Раздается звонок, женщина выходит.
Он бросает в чемодан бумаги из ящиков, со стола, и вдруг взгляд его останавливается на фотографии жены. Воровато оборачиваясь, кладёт карточку в чемодан, быстро накрывает пачкой бумаг.
Входит жена.
— Это агитаторы, просят поторопиться…
В соседней квартире идёт спор. Молоденький агитатор, паренёк с комсомольским значком, убеждает пожилую женщину, которая не собирается уходить.
— Вы говорите, вещей не брать? — спрашивает она.
— Конечно нет, всё будет в полном порядке, — с готовностью отвечает юноша, не подозревая подвоха в вопросе.
— Так зачем уходить?
Паренёк не сразу находит ответ, а она уже снова наступает:
— Нет, уж раз взялись вывезти снаряды, значит, вывезут.
Не добившись результата, паренёк уходит. Через несколько минут появляется бригадир агитаторов, такая же пожилая женщина, как и хозяйка.
— Вы тоже агитатор? — удивляется та.

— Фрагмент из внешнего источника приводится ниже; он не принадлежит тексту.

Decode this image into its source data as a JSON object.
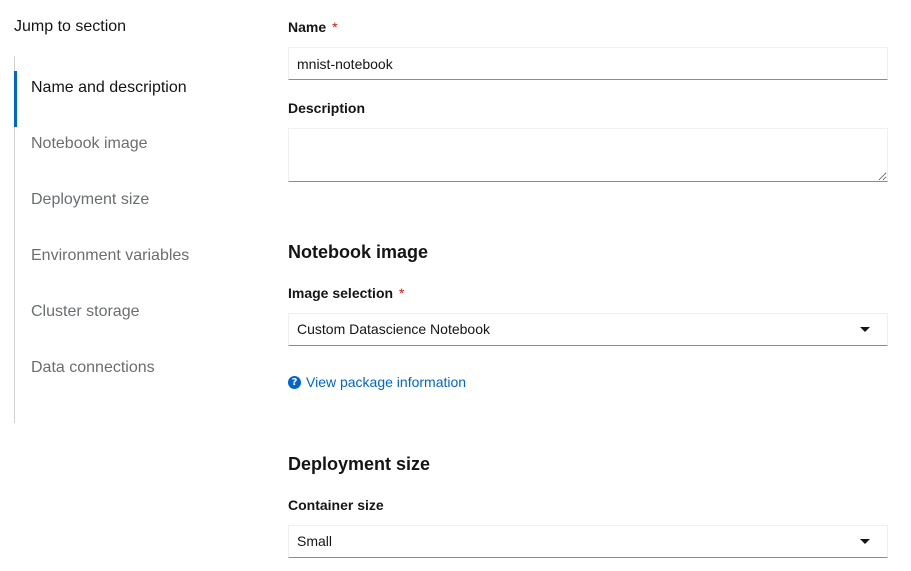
{
  "nav": {
    "title": "Jump to section",
    "items": [
      {
        "label": "Name and description",
        "active": true
      },
      {
        "label": "Notebook image",
        "active": false
      },
      {
        "label": "Deployment size",
        "active": false
      },
      {
        "label": "Environment variables",
        "active": false
      },
      {
        "label": "Cluster storage",
        "active": false
      },
      {
        "label": "Data connections",
        "active": false
      }
    ]
  },
  "name_section": {
    "name_label": "Name",
    "required_mark": "*",
    "name_value": "mnist-notebook",
    "description_label": "Description",
    "description_value": ""
  },
  "notebook_image": {
    "title": "Notebook image",
    "selection_label": "Image selection",
    "required_mark": "*",
    "selected_value": "Custom Datascience Notebook",
    "link_label": "View package information"
  },
  "deployment_size": {
    "title": "Deployment size",
    "container_label": "Container size",
    "selected_value": "Small"
  },
  "colors": {
    "accent": "#0066cc",
    "required": "#c9190b"
  }
}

Ей становится неловко. — Ну уж пошёл, нажаловался… Видите, вот собралась, сейчас ухожу…
А паренёк уже на пороге следующего дома. Дверь в комнату приоткрыта. Пожилой человек, взобравшись на стул, снимает портрет молоденького офицера в форме лётчика первых лет войны с орденом Красного Знамени.
— В простыню обернём, и будет хорошо, — отвечает он на вопрос жены.
Она грустно всматривается в портрет, так похожий на мужа.
Паренёк кашлянул, постучал.
— Вам не нужна помощь?
— Нет, нет, — сейчас уходим…
На углу, в крохотной мастерской, копошится старый часовщик. Он бережно собирает колесики, пружинки, инструмент, упаковывает в бумагу, укладывает пакетики в маленький чемодан.